As mentioned previously, the Forex market is mainly used by big institutions transacting huge amounts of money. Very few individuals can participate at this level, and access to the Forex market is thus denied. The Forex broker, on the other hand, can have enough capital to participate in the interbank market. By law, these brokers are required to have a certain amount of capital, which is enough to grant them access.
In addition, they have their clients’ deposits which further increase their capital. Apart from the Forex market, some Forex brokers also have access to stock and futures exchanges, which then grants access to traders for trading stocks, futures and other commodities.
None of these would be possible without the brokers, so they are crucial to the retail Forex market. Some great Forex brokers can be found at https://topbrokers.com/forex-brokers or here: http://www.forex-ratings.com.
How do Forex brokers differ?
The obvious differences lie in the services they provide and the trading conditions offered to the clients. Some brokers will offer more currency pairs than others, some will require more capital than others; the differences are endless. However, the main difference among Forex brokers is their mode of operation – how they handle their clients’ orders. Here, there are 2 main types of brokers:
Electronic communications network (ECN)
These brokers act as true brokers, because they only match orders from one party to the other and do not handle any of it themselves. This is usually through transferring client orders to liquidity providers, often banks. They only make money from the spread imposed, and have no interest in the clients’ profits.
These types of brokers create the market, taking the opposite side of their clients’ trades. In this mode of operation, they make money whenever their clients lose, because they just take the money lost, and they lose whenever a client makes money. Obviously, there is a conflict of interest in this kind of arrangement, although there are still some benefits to dealing with market makers. Slippage, for example, is rare even in volatile market conditions when compared to ECN brokers.

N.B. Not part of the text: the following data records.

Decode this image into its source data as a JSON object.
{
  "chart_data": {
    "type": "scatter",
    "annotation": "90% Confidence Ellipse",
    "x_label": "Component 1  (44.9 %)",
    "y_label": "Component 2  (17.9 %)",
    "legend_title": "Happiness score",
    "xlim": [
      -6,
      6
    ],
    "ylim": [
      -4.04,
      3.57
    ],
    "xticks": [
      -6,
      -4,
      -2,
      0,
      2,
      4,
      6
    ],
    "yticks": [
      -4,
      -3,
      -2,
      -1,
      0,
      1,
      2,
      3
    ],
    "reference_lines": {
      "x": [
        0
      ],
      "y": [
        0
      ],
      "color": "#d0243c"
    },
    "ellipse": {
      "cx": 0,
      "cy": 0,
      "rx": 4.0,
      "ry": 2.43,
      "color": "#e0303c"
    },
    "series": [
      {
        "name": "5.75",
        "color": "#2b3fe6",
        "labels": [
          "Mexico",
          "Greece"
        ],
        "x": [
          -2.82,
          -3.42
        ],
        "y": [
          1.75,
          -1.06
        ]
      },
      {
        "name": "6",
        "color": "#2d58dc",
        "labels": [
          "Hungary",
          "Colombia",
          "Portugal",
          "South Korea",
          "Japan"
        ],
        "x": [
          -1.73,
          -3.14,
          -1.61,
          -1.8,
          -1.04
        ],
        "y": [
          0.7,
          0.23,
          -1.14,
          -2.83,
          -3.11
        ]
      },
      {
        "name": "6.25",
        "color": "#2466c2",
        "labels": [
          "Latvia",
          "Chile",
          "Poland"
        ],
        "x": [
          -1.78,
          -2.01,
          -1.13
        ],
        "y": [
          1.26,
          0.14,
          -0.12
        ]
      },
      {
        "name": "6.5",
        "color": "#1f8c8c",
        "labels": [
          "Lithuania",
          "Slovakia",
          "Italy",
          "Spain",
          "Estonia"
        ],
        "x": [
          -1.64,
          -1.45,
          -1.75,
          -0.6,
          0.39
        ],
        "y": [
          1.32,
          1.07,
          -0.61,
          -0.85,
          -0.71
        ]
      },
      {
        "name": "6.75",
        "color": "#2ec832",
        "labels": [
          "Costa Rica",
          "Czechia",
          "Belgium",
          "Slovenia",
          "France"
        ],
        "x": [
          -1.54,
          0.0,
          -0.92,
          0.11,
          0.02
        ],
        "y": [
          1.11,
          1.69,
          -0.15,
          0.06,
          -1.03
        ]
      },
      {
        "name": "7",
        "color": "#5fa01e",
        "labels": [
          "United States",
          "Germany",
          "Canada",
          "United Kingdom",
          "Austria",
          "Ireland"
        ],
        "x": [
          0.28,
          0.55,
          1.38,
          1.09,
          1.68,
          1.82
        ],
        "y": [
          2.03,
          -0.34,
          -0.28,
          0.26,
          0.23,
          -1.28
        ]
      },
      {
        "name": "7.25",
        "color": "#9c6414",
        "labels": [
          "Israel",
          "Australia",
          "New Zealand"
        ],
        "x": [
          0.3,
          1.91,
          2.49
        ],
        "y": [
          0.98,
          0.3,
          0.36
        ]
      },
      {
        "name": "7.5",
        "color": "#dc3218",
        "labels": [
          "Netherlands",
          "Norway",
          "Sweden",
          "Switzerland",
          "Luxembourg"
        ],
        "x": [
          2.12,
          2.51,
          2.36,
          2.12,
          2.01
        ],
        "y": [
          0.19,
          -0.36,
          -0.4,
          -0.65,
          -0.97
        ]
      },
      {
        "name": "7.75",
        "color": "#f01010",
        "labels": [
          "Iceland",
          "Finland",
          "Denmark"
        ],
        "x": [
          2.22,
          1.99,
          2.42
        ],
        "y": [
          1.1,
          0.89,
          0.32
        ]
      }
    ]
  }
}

Straight through processing (STP)
STP brokers are a bit of a hybrid in that they will act as market makers to losing clients and ECN brokers to consistent winners because they keep losing money to these clients.
Regardless of which kind of broker you choose, the truth remains to be that you would not be able to even trade in the Forex market without the help of a broker. As such, they are responsible for the expansion of the retail Forex market and crucial to its survival. Quite simply, there would not be a retail Forex market without the brokers.